If you suffer from insomnia or have a hard time winding down every night, the results of this study may interest you.


Researchers from the Northwestern University of Chicago found that those who had a sense of purpose and felt their life had meaning were able to sleep better at night.


823 participants aged between 60 and 100 years old answered two surveys, one where they rated 10 statements on how they felt about their purpose in life and a further 32 questions about their sleeping habits.


Those who rated their life as meaningful and had a sense of purpose enjoyed a better quality of sleep and were less likely to suffer from sleep apnoea, a sleep disorder which interferes with breathing during sleep.



Those who felt their lives had purpose were also less likely to have restless leg syndrome which can interfere with sleep.


Older people were specially chosen to participate in this study as sleep quality tends to decrease with age. The average age of a participant was 79. However, even though this study focused primarily on an older age group, researchers say the findings are relevant to the general public.


Researchers believe that these findings could reduce reliance on sleeping pills in favour of mindfulness techniques which can promote a feeling of purpose in life.

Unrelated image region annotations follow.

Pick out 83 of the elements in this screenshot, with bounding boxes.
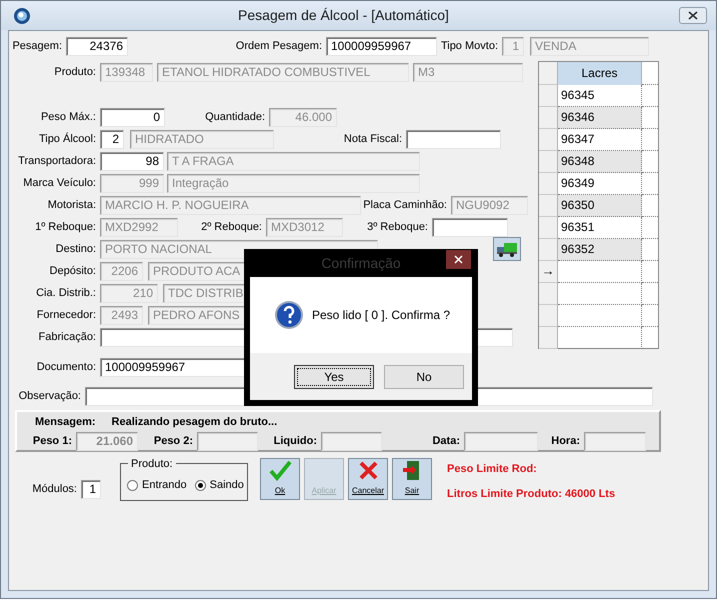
table-cell[interactable] xyxy=(558,305,642,327)
input-field[interactable]: 98 xyxy=(100,152,164,170)
table-cell[interactable]: 96350 xyxy=(558,195,642,217)
field-label: Transportadora: xyxy=(17,154,97,169)
field-label: Peso 1: xyxy=(32,434,73,449)
column-header[interactable]: Lacres xyxy=(558,62,642,85)
table-cell[interactable]: 96346 xyxy=(558,107,642,129)
limit-text: Litros Limite Produto: 46000 Lts xyxy=(447,486,616,502)
field-label: Documento: xyxy=(36,360,97,375)
message-text: Realizando pesagem do bruto... xyxy=(112,414,278,430)
close-icon xyxy=(454,255,463,264)
input-field[interactable]: 24376 xyxy=(66,36,128,56)
radio-option[interactable]: Entrando xyxy=(127,477,187,494)
table-cell[interactable] xyxy=(558,261,642,283)
field-label: Fornecedor: xyxy=(36,308,97,323)
field-label: Depósito: xyxy=(48,264,97,279)
field-label: Marca Veículo: xyxy=(22,176,97,191)
input-field[interactable]: 1 xyxy=(81,480,101,498)
input-field[interactable] xyxy=(406,130,501,148)
toolbar-button[interactable]: Sair xyxy=(392,458,432,500)
check-icon xyxy=(268,459,292,482)
input-field[interactable] xyxy=(432,218,508,236)
field-label: Fabricação: xyxy=(38,330,97,345)
row-header xyxy=(539,173,558,195)
field-label: Motorista: xyxy=(46,198,97,213)
row-header xyxy=(539,85,558,107)
field-label: 3º Reboque: xyxy=(366,220,429,235)
dialog-message: Peso lido [ 0 ]. Confirma ? xyxy=(312,307,450,324)
limit-text: Peso Limite Rod: xyxy=(447,462,538,477)
row-header xyxy=(539,239,558,261)
field-label: Produto: xyxy=(53,64,97,80)
field-label: Pesagem: xyxy=(11,38,63,54)
corner-cell xyxy=(539,62,558,85)
input-field[interactable]: 0 xyxy=(100,108,165,126)
row-header xyxy=(539,107,558,129)
table-cell[interactable] xyxy=(558,283,642,305)
field-label: Peso Máx.: xyxy=(40,110,97,125)
field-label: Liquido: xyxy=(272,434,318,449)
dialog-close-button[interactable] xyxy=(446,250,471,269)
field-label: Peso 2: xyxy=(152,434,194,449)
field-label: Cia. Distrib.: xyxy=(35,286,97,301)
input-field[interactable]: 100009959967 xyxy=(326,36,437,56)
close-icon xyxy=(356,459,380,482)
dialog-button[interactable]: Yes xyxy=(294,364,374,388)
field-label: 1º Reboque: xyxy=(34,220,97,235)
table-cell[interactable]: 96352 xyxy=(558,239,642,261)
window-title: Pesagem de Álcool - [Automático] xyxy=(237,6,450,25)
close-button[interactable] xyxy=(679,7,707,24)
dialog-button[interactable]: No xyxy=(384,364,464,388)
row-header xyxy=(539,283,558,305)
truck-icon xyxy=(496,241,518,257)
table-cell[interactable]: 96348 xyxy=(558,151,642,173)
radio-button[interactable] xyxy=(194,480,206,491)
row-header xyxy=(539,217,558,239)
field-label: 2º Reboque: xyxy=(200,220,263,235)
field-label: Data: xyxy=(431,434,461,449)
field-label: Módulos: xyxy=(31,482,78,497)
table-cell[interactable] xyxy=(558,327,642,349)
question-icon xyxy=(274,300,304,330)
app-icon xyxy=(13,6,31,24)
toolbar-button[interactable]: Ok xyxy=(260,458,300,500)
field-label: Placa Caminhão: xyxy=(362,198,448,213)
row-header xyxy=(539,151,558,173)
field-label: Ordem Pesagem: xyxy=(234,38,323,54)
field-label: Observação: xyxy=(18,388,82,404)
field-label: Destino: xyxy=(54,242,97,257)
field-label: Hora: xyxy=(550,434,581,449)
row-header xyxy=(539,195,558,217)
message-label: Mensagem: xyxy=(35,414,96,430)
row-header xyxy=(539,305,558,327)
input-field[interactable]: 2 xyxy=(100,130,124,148)
row-header xyxy=(539,129,558,151)
row-marker: → xyxy=(539,261,558,283)
field-label: Tipo Movto: xyxy=(440,38,499,54)
radio-button[interactable] xyxy=(127,480,138,491)
row-header xyxy=(539,327,558,349)
close-icon xyxy=(688,11,698,20)
field-label: Tipo Álcool: xyxy=(38,132,97,147)
truck-button[interactable] xyxy=(493,237,521,261)
field-label: Quantidade: xyxy=(204,110,266,125)
field-label: Nota Fiscal: xyxy=(342,132,403,147)
radio-option[interactable]: Saindo xyxy=(194,477,244,494)
toolbar-button[interactable]: Cancelar xyxy=(348,458,388,500)
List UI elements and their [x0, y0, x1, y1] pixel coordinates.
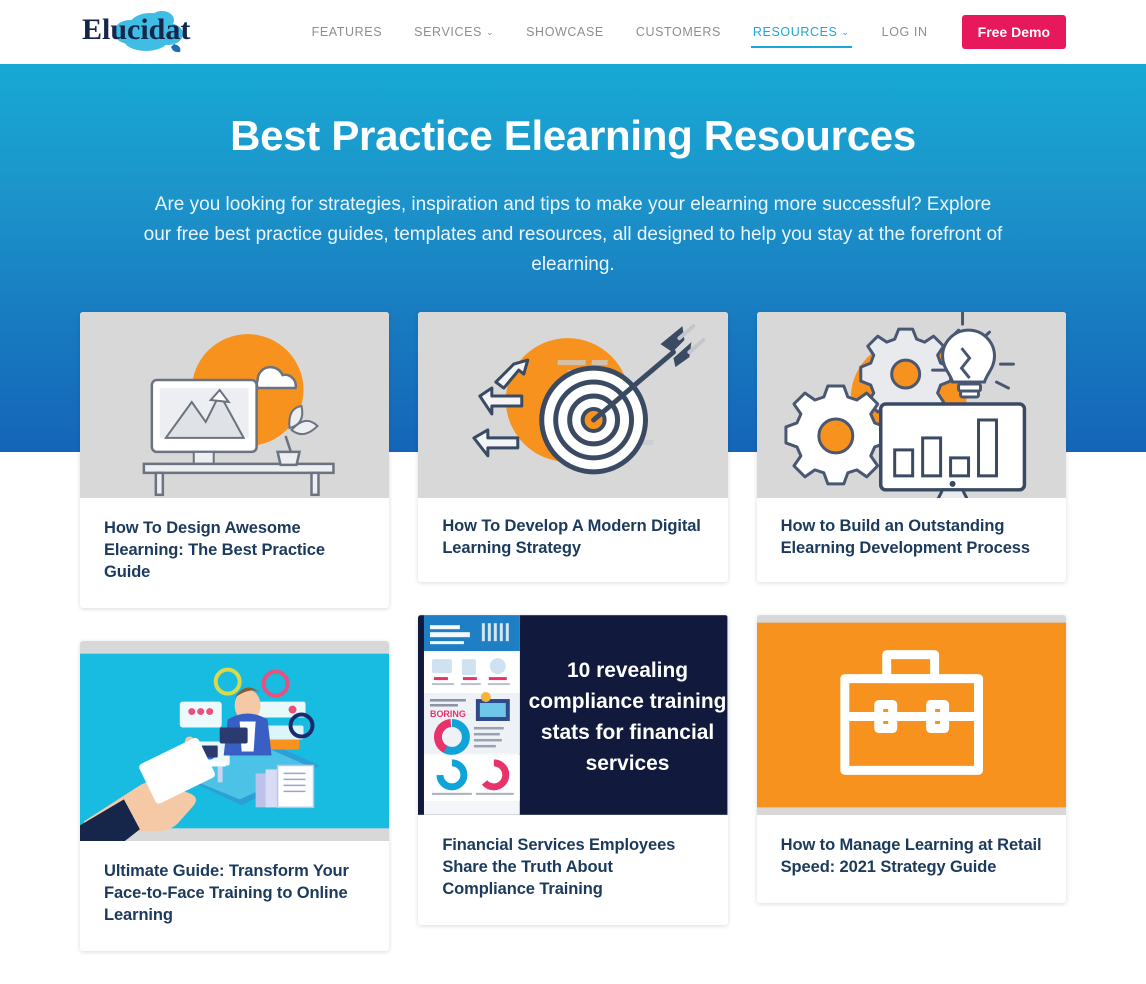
nav-label: RESOURCES [752, 25, 838, 39]
card-thumbnail [80, 312, 390, 498]
compliance-stats-infographic-icon: BORING 10 revealing compliance training … [418, 615, 728, 815]
svg-text:Elucidat: Elucidat [82, 13, 190, 46]
resource-card[interactable]: How to Manage Learning at Retail Speed: … [756, 614, 1066, 903]
resource-card[interactable]: How To Develop A Modern Digital Learning… [418, 312, 728, 582]
desk-monitor-illustration-icon [80, 312, 390, 498]
main-navigation: FEATURES SERVICES ⌄ SHOWCASE CUSTOMERS RE… [296, 15, 1066, 49]
nav-item-services[interactable]: SERVICES ⌄ [398, 25, 510, 39]
card-title: How To Develop A Modern Digital Learning… [442, 517, 701, 557]
nav-label: LOG IN [881, 25, 928, 39]
nav-label: SHOWCASE [526, 25, 604, 39]
card-title: How to Manage Learning at Retail Speed: … [780, 835, 1042, 876]
elucidat-logo[interactable]: Elucidat [78, 8, 228, 56]
nav-item-login[interactable]: LOG IN [866, 25, 944, 39]
resource-card[interactable]: How to Build an Outstanding Elearning De… [756, 312, 1066, 582]
chevron-down-icon: ⌄ [485, 27, 495, 37]
target-arrow-illustration-icon [418, 312, 728, 498]
chevron-down-icon: ⌄ [841, 27, 850, 37]
nav-label: SERVICES [414, 25, 482, 39]
hero-subtitle: Are you looking for strategies, inspirat… [143, 194, 1003, 276]
card-title: Financial Services Employees Share the T… [442, 835, 676, 898]
resource-card[interactable]: BORING 10 revealing compliance training … [418, 614, 728, 925]
nav-item-showcase[interactable]: SHOWCASE [510, 25, 620, 39]
hand-phone-isometric-illustration-icon [80, 653, 390, 841]
site-header: Elucidat FEATURES SERVICES ⌄ SHOWCASE CUS… [0, 0, 1146, 64]
cloud-logo-icon: Elucidat [82, 11, 190, 53]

Lead author of the study and associate professor of neurology Jason Ong said: "Helping people cultivate a purpose in life could be an effective drug-free strategy to improve sleep quality, particularly for a population that is facing more insomnia".


He added: "Purpose in life is something that can be cultivated and enhanced through mindfulness therapies."



Researchers say they now aim to investigate the efficacy of mindfulness therapies on sleep quality and finding a sense of purpose in life.


In other interesting sleep-related news, researchers have found that a weekend lie-in could be quite beneficial to your health, particularly your waistline and brain.


A study published in the journal Sleep found that those who missed out on sleep during the week but made up for it at the weekend had lower BMI’s than those who didn’t have a weekend lie-in.


43 percent reported sleeping longer on weekends by approximately two hours. This group had an average BMI of 22.8. Those who did not lie in had an average BMI of 23.1, a small but statistically significant difference.


Weekend lie-ins were also found to have a positive effect on the brain's ability to process and retrieve information.


So, it appears leading a meaningful life and the odd weekend lie-in could do us the world of good!